How do I transplant from stone wool into coco coir?

The most important thing with Coco is to get it from a reputable company. I have used CocoCanTM coco products and they have served me well. You have to make sure that the coco fibers are not too old (if the shelf life of the coco is over two years, there will be problems with wetting the coco). Also, bad companies will sell coco that have high salt content in them, so you would need to soak and flush with water to get rid of the salts before use. CocoCan is OMRI certified (organic), so it has not been buffered with chemical fertilizers. So if you decide to use an OMRI certified coco, it is important to flush through with some nutrient mix that contains either calcium or magnesium nitrate before planting, or the equivalent organic nutrient of your choice. So the steps are:

  1. If using a compressed block, soak in water (around pH 6.0) and fluff it up to get loose coco. If using a ready bag of growing mix, then just take out what you need.
  2. If the above is organic (has not been nutrient buffered), then flush through with a nutrient solution that contains higher levels of calcium and magnesium. A mix with calcium nitrate in it would work well. Keep pH again around 6.0, depending on type of plant.
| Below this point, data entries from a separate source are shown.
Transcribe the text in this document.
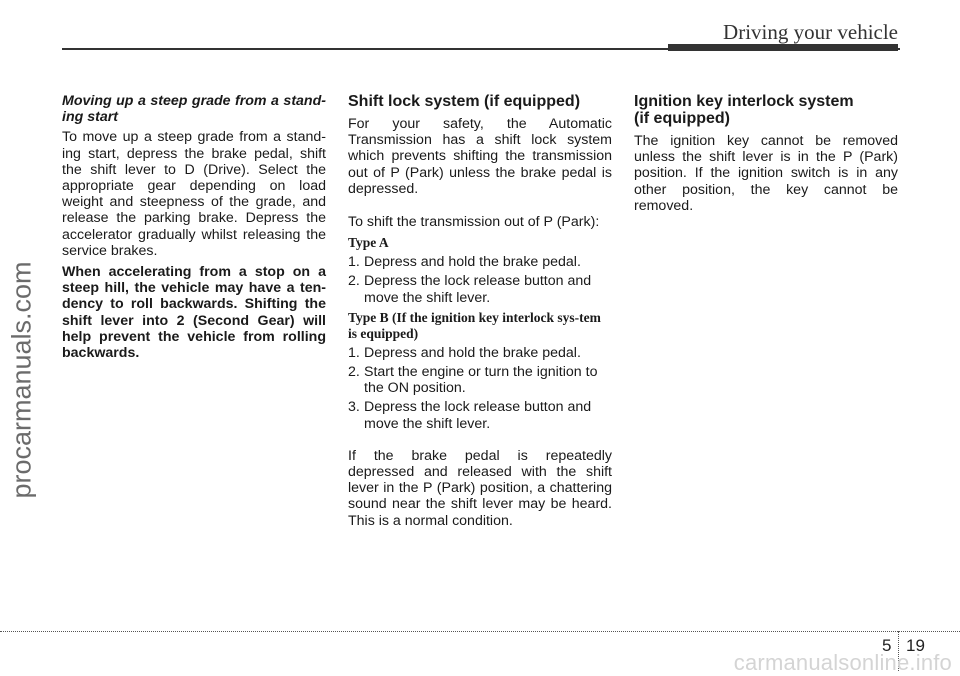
Driving your vehicle
procarmanuals.com

Moving up a steep grade from a stand-ing start

To move up a steep grade from a stand-ing start, depress the brake pedal, shift the shift lever to D (Drive). Select the appropriate gear depending on load weight and steepness of the grade, and release the parking brake. Depress the accelerator gradually whilst releasing the service brakes.

When accelerating from a stop on a steep hill, the vehicle may have a ten-dency to roll backwards. Shifting the shift lever into 2 (Second Gear) will help prevent the vehicle from rolling backwards.

Shift lock system (if equipped)

For your safety, the Automatic Transmission has a shift lock system which prevents shifting the transmission out of P (Park) unless the brake pedal is depressed.

To shift the transmission out of P (Park):

Type A
1. Depress and hold the brake pedal.
2. Depress the lock release button and move the shift lever.
Type B (If the ignition key interlock sys-tem is equipped)
1. Depress and hold the brake pedal.
2. Start the engine or turn the ignition to the ON position.
3. Depress the lock release button and move the shift lever.

If the brake pedal is repeatedly depressed and released with the shift lever in the P (Park) position, a chattering sound near the shift lever may be heard. This is a normal condition.

Ignition key interlock system
(if equipped)

The ignition key cannot be removed unless the shift lever is in the P (Park) position. If the ignition switch is in any other position, the key cannot be removed.

5 19
carmanualsonline.info
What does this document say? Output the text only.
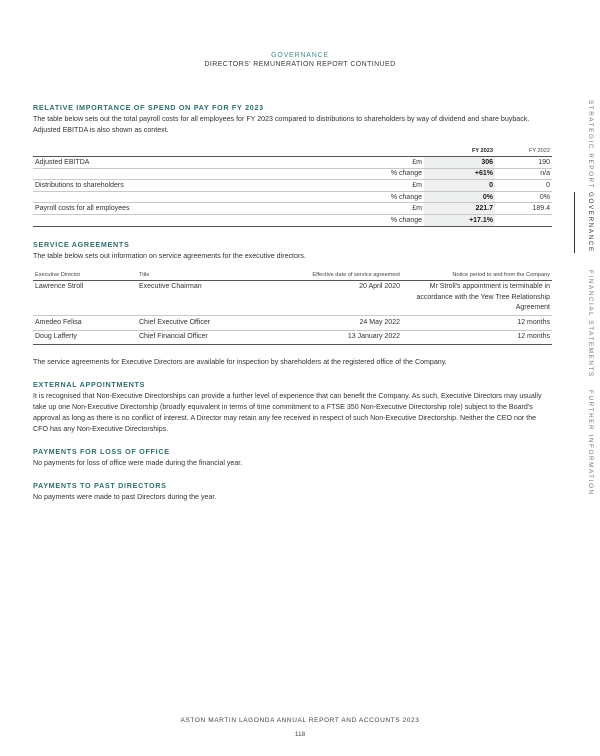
GOVERNANCE
DIRECTORS' REMUNERATION REPORT CONTINUED
RELATIVE IMPORTANCE OF SPEND ON PAY FOR FY 2023

The table below sets out the total payroll costs for all employees for FY 2023 compared to distributions to shareholders by way of dividend and share buyback. Adjusted EBITDA is also shown as context.

		FY 2023	FY 2022
Adjusted EBITDA	£m	306	190
	% change	+61%	n/a
Distributions to shareholders	£m	0	0
	% change	0%	0%
Payroll costs for all employees	£m	221.7	189.4
	% change	+17.1%	
SERVICE AGREEMENTS

The table below sets out information on service agreements for the executive directors.

Executive Director	Title	Effective date of service agreement	Notice period to and from the Company
Lawrence Stroll	Executive Chairman	20 April 2020	Mr Stroll's appointment is terminable in accordance with the Yew Tree Relationship Agreement
Amedeo Felisa	Chief Executive Officer	24 May 2022	12 months
Doug Lafferty	Chief Financial Officer	13 January 2022	12 months

The service agreements for Executive Directors are available for inspection by shareholders at the registered office of the Company.

EXTERNAL APPOINTMENTS

It is recognised that Non-Executive Directorships can provide a further level of experience that can benefit the Company. As such, Executive Directors may usually take up one Non-Executive Directorship (broadly equivalent in terms of time commitment to a FTSE 350 Non-Executive Directorship role) subject to the Board's approval as long as there is no conflict of interest. A Director may retain any fee received in respect of such Non-Executive Directorship. Neither the CEO nor the CFO has any Non-Executive Directorships.

PAYMENTS FOR LOSS OF OFFICE

No payments for loss of office were made during the financial year.

PAYMENTS TO PAST DIRECTORS

No payments were made to past Directors during the year.

STRATEGIC REPORT
GOVERNANCE
FINANCIAL STATEMENTS
FURTHER INFORMATION
ASTON MARTIN LAGONDA ANNUAL REPORT AND ACCOUNTS 2023
118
  3. Transplant into the coco the plant that you started. I have successfully transplanted flower and veggies that I started in GRODAN A-Ok plugs and Gro-Blocks™, just make sure to cover the top of the stone wool with coco. Also maintain the coco right around the stone wool moist because you don't want the coco to dry quicker and wick out water from the stone wool.
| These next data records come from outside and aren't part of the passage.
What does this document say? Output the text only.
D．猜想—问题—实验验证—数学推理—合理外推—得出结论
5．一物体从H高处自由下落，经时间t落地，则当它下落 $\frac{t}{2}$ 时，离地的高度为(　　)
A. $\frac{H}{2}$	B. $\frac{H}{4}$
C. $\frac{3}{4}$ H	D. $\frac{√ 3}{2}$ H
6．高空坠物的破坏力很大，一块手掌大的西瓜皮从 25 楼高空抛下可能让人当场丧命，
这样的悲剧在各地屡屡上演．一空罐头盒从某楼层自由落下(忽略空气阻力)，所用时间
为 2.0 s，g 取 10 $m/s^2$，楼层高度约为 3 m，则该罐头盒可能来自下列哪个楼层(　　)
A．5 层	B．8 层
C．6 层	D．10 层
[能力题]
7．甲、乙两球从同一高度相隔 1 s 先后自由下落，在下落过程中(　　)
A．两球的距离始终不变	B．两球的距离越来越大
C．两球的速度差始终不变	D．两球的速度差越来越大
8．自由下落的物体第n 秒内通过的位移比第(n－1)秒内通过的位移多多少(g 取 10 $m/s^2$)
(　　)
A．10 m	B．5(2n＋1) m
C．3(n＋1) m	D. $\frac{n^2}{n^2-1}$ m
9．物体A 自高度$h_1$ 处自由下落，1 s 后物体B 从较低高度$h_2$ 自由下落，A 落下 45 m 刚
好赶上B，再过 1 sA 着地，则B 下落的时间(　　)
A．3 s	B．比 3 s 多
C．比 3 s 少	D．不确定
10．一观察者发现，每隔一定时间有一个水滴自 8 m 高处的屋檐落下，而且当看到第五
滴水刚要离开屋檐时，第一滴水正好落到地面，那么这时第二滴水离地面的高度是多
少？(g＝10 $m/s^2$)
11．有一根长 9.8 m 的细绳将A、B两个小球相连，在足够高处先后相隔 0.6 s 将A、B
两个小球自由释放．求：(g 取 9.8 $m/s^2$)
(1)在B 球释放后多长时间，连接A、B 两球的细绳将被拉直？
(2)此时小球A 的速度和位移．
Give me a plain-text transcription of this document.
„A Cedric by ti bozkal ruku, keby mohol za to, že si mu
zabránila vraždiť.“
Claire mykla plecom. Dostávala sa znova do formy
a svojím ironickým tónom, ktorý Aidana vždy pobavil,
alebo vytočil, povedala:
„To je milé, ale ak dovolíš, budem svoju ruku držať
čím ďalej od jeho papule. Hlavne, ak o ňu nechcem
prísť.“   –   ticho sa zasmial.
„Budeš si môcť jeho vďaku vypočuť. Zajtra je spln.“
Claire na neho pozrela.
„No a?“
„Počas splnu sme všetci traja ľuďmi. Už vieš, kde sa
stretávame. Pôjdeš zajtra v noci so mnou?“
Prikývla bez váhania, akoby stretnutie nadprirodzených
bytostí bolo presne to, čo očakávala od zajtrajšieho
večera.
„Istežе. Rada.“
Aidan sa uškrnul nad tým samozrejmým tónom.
  4. Then feed with a grow, and eventually bloom nutrient solution.

There are some companies that make specific nutrients for growing in coco. Ask your local hydroponic shop and they will be more than happy to help (you can find a list of stores on our website). One other hint, I have mixed in GRODAN Grow-Cubes™ in with the coco at about 1/3 Grow-Cubes to 2/3 coco, and I have had great success. The stone wool seems to add a little more aeration.